Voilà, à l’évidence, le portrait ramassé d’un illustre fils du Sénégal que la République a superbement oublié ; mais malgré tout cela, Dieu a perpétué son nom dans la postérité, comme il l’a promis aux bienfaisants (muhsinîne) ; ses petits-fils (dont Son Eminence Serigne El Hadj Madior CISSE) et leurs descendants (dont votre serviteur) ont superbement perpétué son œuvre dans la mission de restauration de la religion que le ‘’vénéré khalife, Serigne Babacar SY, avait confiée à notre maître, en 1955, grâce à la pugnacité et à l’exigence de la perfection dont la ‘’Dahira mutahabbîna fillahi’’ a fait son credo – cette ‘’association religieuse’’ exemplaire dont Amar SAMB a fait l’apologie tantôt, et qui est actuellement sous la direction éclairée de Imam Mouhammad Abdallah CISSE et de ses illustres frères (**). Oui, Dieu ne perd pas la récompense des bienfaisants :
(114) Accomplis la prière aux deux extrémités du jour et à certaines heures de la nuit. Les bonnes œuvres dissipent les mauvaises. Cela est une exhortation pour ceux qui réfléchissent. (115) Et sois patient. Car Allah ne laisse pas perdre la récompense des bienfaisants (11. Hud : 114-115 – Hûd). (128) Certes, Allah est avec ceux qui Le craignent avec piété et ceux qui sont bienfaisants (16. Les Abeilles : 128 – An-Nahl). (148) Allah, donc, leur donnera la récompense d’ici-bas, ainsi que la belle récompense de l’au-delà. Allah aime les gens bienfaisants (3. La Famille d’Imran : 148 – Al-Imrân). (108) Et Nous perpétuâmes son renom dans la postérité … (110) Ainsi récompensons-Nous les bienfaisants (37. Les Rangés : 104-110 – As-Saffât). Ainsi, Inchallah, tant que le soleil ne sera pas éteint, un de ses descendants portera le flambeau de l’Islam, mais dans la Tidjaniya qui est véritablement le parachèvement de la doctrine soufie – la voie du Mahdi et donc le pôle d’intégration de toutes les confréries. (***)

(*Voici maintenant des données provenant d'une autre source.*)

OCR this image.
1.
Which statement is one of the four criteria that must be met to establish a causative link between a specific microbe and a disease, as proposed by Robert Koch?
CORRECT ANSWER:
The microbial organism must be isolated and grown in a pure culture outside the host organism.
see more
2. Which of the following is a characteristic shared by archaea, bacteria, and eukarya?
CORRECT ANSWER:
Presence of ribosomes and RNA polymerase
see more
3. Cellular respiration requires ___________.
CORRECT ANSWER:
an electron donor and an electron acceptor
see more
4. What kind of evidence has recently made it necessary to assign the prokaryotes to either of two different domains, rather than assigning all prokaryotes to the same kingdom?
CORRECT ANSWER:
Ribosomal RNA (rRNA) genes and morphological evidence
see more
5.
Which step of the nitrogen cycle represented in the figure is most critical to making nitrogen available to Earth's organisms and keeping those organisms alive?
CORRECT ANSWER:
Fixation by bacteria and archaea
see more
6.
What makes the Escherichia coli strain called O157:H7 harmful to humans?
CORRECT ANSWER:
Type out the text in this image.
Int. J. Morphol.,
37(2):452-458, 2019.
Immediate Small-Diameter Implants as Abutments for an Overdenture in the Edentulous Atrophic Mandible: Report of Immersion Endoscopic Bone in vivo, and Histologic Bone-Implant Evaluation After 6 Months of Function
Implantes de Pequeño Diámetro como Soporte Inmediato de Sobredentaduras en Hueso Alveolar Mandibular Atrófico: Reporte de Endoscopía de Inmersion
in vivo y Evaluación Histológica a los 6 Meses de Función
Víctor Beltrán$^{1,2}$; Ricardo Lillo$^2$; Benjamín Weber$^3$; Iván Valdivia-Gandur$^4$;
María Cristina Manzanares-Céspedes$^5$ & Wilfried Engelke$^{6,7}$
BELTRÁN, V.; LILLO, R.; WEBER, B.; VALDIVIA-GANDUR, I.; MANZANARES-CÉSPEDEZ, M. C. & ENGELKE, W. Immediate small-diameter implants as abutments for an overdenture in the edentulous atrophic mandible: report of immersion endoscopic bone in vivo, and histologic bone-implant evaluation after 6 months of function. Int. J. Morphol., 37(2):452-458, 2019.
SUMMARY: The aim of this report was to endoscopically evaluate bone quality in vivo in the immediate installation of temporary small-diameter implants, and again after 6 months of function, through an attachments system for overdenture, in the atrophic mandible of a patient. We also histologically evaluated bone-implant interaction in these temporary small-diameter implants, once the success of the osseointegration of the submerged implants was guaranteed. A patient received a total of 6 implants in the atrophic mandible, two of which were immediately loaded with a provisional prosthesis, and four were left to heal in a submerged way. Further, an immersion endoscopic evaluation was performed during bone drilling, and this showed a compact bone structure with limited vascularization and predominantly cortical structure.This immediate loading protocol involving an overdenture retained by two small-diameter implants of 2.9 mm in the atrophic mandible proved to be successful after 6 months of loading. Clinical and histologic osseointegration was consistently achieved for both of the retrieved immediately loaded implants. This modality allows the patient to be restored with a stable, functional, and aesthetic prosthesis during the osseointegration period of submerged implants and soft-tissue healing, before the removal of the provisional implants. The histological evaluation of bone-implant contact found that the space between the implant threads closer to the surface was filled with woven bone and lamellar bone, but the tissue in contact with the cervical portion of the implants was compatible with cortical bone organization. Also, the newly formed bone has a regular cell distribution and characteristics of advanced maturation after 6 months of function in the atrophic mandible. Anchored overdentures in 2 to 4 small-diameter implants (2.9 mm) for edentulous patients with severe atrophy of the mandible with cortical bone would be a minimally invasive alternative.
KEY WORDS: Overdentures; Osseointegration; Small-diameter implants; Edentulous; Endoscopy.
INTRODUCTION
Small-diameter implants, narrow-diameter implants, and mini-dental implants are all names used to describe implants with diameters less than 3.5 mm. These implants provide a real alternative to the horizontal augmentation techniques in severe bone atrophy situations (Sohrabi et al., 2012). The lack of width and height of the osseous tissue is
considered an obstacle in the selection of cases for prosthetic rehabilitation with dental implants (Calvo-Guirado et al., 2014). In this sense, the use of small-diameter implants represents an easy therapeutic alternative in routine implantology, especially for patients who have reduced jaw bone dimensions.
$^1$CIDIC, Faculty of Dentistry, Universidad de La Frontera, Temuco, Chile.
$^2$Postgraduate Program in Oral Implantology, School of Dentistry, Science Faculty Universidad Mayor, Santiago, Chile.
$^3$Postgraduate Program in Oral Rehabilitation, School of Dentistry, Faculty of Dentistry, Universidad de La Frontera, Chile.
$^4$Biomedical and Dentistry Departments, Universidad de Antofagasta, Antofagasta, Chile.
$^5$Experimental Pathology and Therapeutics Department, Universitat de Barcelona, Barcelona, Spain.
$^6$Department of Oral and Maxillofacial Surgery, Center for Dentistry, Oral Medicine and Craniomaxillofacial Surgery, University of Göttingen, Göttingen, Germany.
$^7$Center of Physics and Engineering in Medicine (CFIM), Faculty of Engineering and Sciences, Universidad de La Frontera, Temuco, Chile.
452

Docteur Mouhamadou Bamba NDIAYE
Ancien Interne des Hôpitaux de Dakar
Pédiatre à Thiès
Recteur de l’Université Virtuelle ‘’La Sagesse’’ de la Fondation Serigne Babacar SY Ihsaan – Bienfaisance (Thiès).http://sites.google.com/site/
(Disciple et ‘’Témoin’’ de Son Eminence Serigne El Hadj Madior CISSE, et petit-fils de Mame El Hadj Madior Goumba CISSE).
REFERENCES :
(*) Extrait de ‘’Essai sur la contribution du Sénégal à la littérature d’expression arabe’’. Mémoires de l’Institut Fondamental d’Afrique Noire. N°87. Amar SAMB. IFAN-Dakar, 1972.